Golfers at all levels will try just about anything if it’ll help their games.
Cross-handed chipping grip? Sure. Closed-eye putting? You betcha. Flying to Germany for a back-relief treatment not approved in the U.S.? Looking at you, Fred Couples.
In the first round of the Travelers Championship, Collin Morikawa did something that might not sound all that radical to non-golfers, but by über-controlling and particular Tour-pro standards was the equivalent of free-soloing without chalk.
He shed his golf glove.
“Very, very weird,” Morikawa said of his gloveless play, which was a career-first for him.
The world No. 4 didn’t hit every shot sans mitten but enough of them that he was asked about the decision after his opening three-under 67. He said he went barehanded on most of his approaches but kept the glove on for wedge shots.
Morikawa said that during his early-week practice at TPC River Highlands he was “putting good swings” on his irons but his shots were consistently missing 30 feet left. At some point he discovered that when he removed his glove, his accuracy improved.
“When it comes down to it, our hands are what makes us such good athletes and such good golfers [because] we have so much feel,” he said Thursday. “For some reason when I’ve taken the glove off this week, it’s kind of worked.”
That is, when his grips haven’t been too slick.
“Problem is,” he said, “it’s really hot and it’s sweaty.”
Morikawa said his glove-be-gone strategy came to him as he was banging balls on the range Monday. As he was grooving his swing, he felt like he needed something, anything, to get himself on track.
“I’ve done bare feet, so no shoes, and that normally works, but I don’t think I’m going to do that,” he said. “It’s just trying a bunch of things. Look, we’re crazy. Honestly, we’re crazy because we try a lot of things, but that’s what makes us really good is we’re trying to find the little things.”
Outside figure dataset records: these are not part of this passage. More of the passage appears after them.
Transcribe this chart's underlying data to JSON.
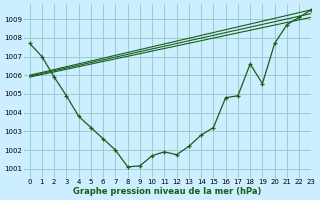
{
  "title": "Graphe pression niveau de la mer (hPa)",
  "bg_color": "#cceeff",
  "grid_color": "#99cccc",
  "line_color": "#1a5c1a",
  "xlim": [
    -0.5,
    23
  ],
  "ylim": [
    1000.5,
    1009.8
  ],
  "yticks": [
    1001,
    1002,
    1003,
    1004,
    1005,
    1006,
    1007,
    1008,
    1009
  ],
  "xticks": [
    0,
    1,
    2,
    3,
    4,
    5,
    6,
    7,
    8,
    9,
    10,
    11,
    12,
    13,
    14,
    15,
    16,
    17,
    18,
    19,
    20,
    21,
    22,
    23
  ],
  "main_curve": {
    "x": [
      0,
      1,
      2,
      3,
      4,
      5,
      6,
      7,
      8,
      9,
      10,
      11,
      12,
      13,
      14,
      15,
      16,
      17,
      18,
      19,
      20,
      21,
      22,
      23
    ],
    "y": [
      1007.7,
      1007.0,
      1005.9,
      1004.9,
      1003.8,
      1003.2,
      1002.6,
      1002.0,
      1001.1,
      1001.15,
      1001.7,
      1001.9,
      1001.75,
      1002.2,
      1002.8,
      1003.2,
      1004.8,
      1004.9,
      1006.6,
      1005.55,
      1007.7,
      1008.7,
      1009.1,
      1009.5
    ]
  },
  "envelope_lines": [
    {
      "x": [
        0,
        23
      ],
      "y": [
        1005.9,
        1009.1
      ]
    },
    {
      "x": [
        0,
        23
      ],
      "y": [
        1005.95,
        1009.3
      ]
    },
    {
      "x": [
        0,
        23
      ],
      "y": [
        1006.0,
        1009.5
      ]
    }
  ]
}
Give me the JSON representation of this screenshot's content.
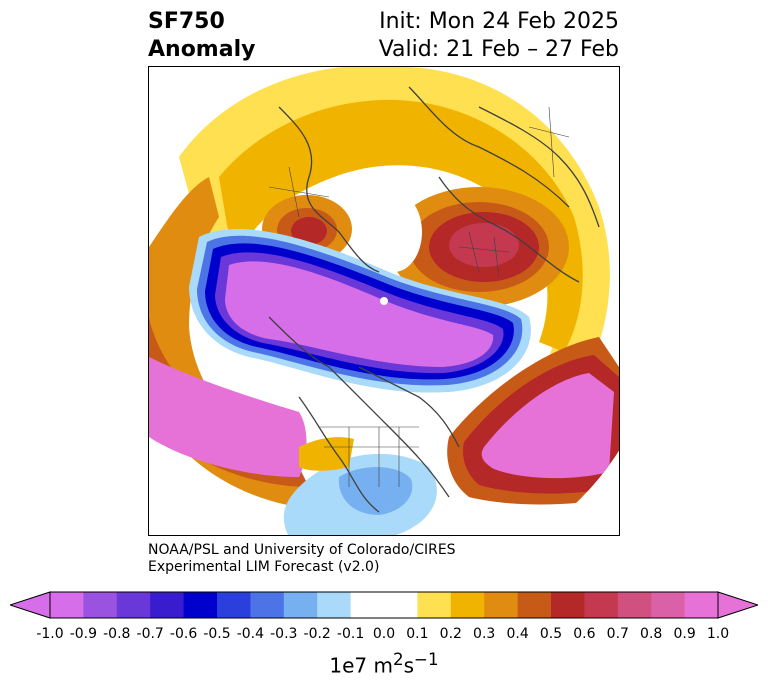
{
  "title": {
    "left_line1": "SF750",
    "left_line2": "Anomaly",
    "right_line1": "Init: Mon 24 Feb 2025",
    "right_line2": "Valid: 21 Feb – 27 Feb"
  },
  "credit": {
    "line1": "NOAA/PSL and University of Colorado/CIRES",
    "line2": "Experimental LIM Forecast (v2.0)"
  },
  "colorbar": {
    "colors": [
      "#d56ee8",
      "#9a52e0",
      "#6a38d8",
      "#3a1ccf",
      "#0000cd",
      "#2a3fdc",
      "#4d74e6",
      "#76b0f0",
      "#a9dafa",
      "#ffffff",
      "#ffffff",
      "#ffe050",
      "#f0b400",
      "#e08c10",
      "#c85a18",
      "#b42828",
      "#c43850",
      "#d05080",
      "#da60a8",
      "#e672d8"
    ],
    "tick_labels": [
      "-1.0",
      "-0.9",
      "-0.8",
      "-0.7",
      "-0.6",
      "-0.5",
      "-0.4",
      "-0.3",
      "-0.2",
      "-0.1",
      "0.0",
      "0.1",
      "0.2",
      "0.3",
      "0.4",
      "0.5",
      "0.6",
      "0.7",
      "0.8",
      "0.9",
      "1.0"
    ],
    "units_text": "1e7 m",
    "units_sup1": "2",
    "units_mid": "s",
    "units_sup2": "−1"
  }
}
What’s wild is, Morikawa is one of the game’s elite ball-strikers. He ranks 4th on Tour this season in SG: Approach to Green and at the U.S. Open at Oakmont last week tied for second in greens in regulation, with a dazzling 75% success rate. Of course, here’s another thing about golfers, even the world’s best: they’re always searching. “I know I can get better and feel more comfortable,” Morikawa said.
Whether the tactic paid dividends for Morikawa in the opening round is hard to say — it’s impossible to conduct a statistical deep dive without knowing exactly which shots he hit without a glove — but at least one gloveless swing resonated with him: his tee shot on the par-3 16th (see video above), a high, arcing fade that landed about 5 feet left of the hole and stayed there, leading to his fourth birdie of the round. “Exactly how I am used to seeing shots,” he said later. “Obviously, it doesn’t have to be 5 feet, but just the curvature of the shot is what I was really, really happy to see.”
No word yet on whether Morikawa continued his glove-free play in the second round, but in tough, windy conditions he shot 71 and, as of this writing, is tied for 24th.
While rare, gloveless play on Tour isn’t unprecedented. Fred Couples has played his whole career with naked hands, a habit he developed as a kid when his parents didn’t want to buck up for gloves.
Ben Hogan and Moe Norman also didn’t wear gloves. Same went for three U.S. Open winners in Lee Janzen, Corey Pavin and Scott Simpson. Among the contemporary set of gloveless Tour pros, Lucas Glover — yep, also a U.S. Open winner — is the best known.
“Never ever wore one,” he said on a 2021 appearance on GOLF’s Subpar. “Years ago, [teaching pro] Dick Harmon, in Houston, he’d cut the fingers out for me, hitting a bunch of balls when I was a kid. He said, well you gotta try it, your hands are gonna hurt, bleed or whatever. I said, well, I can’t really feel the club. He goes, well, if that’s the case, let’s not do that when it matters. So we kinda of stayed away from it. Just never got into it. I’m a solid 10-handicap with a glove.”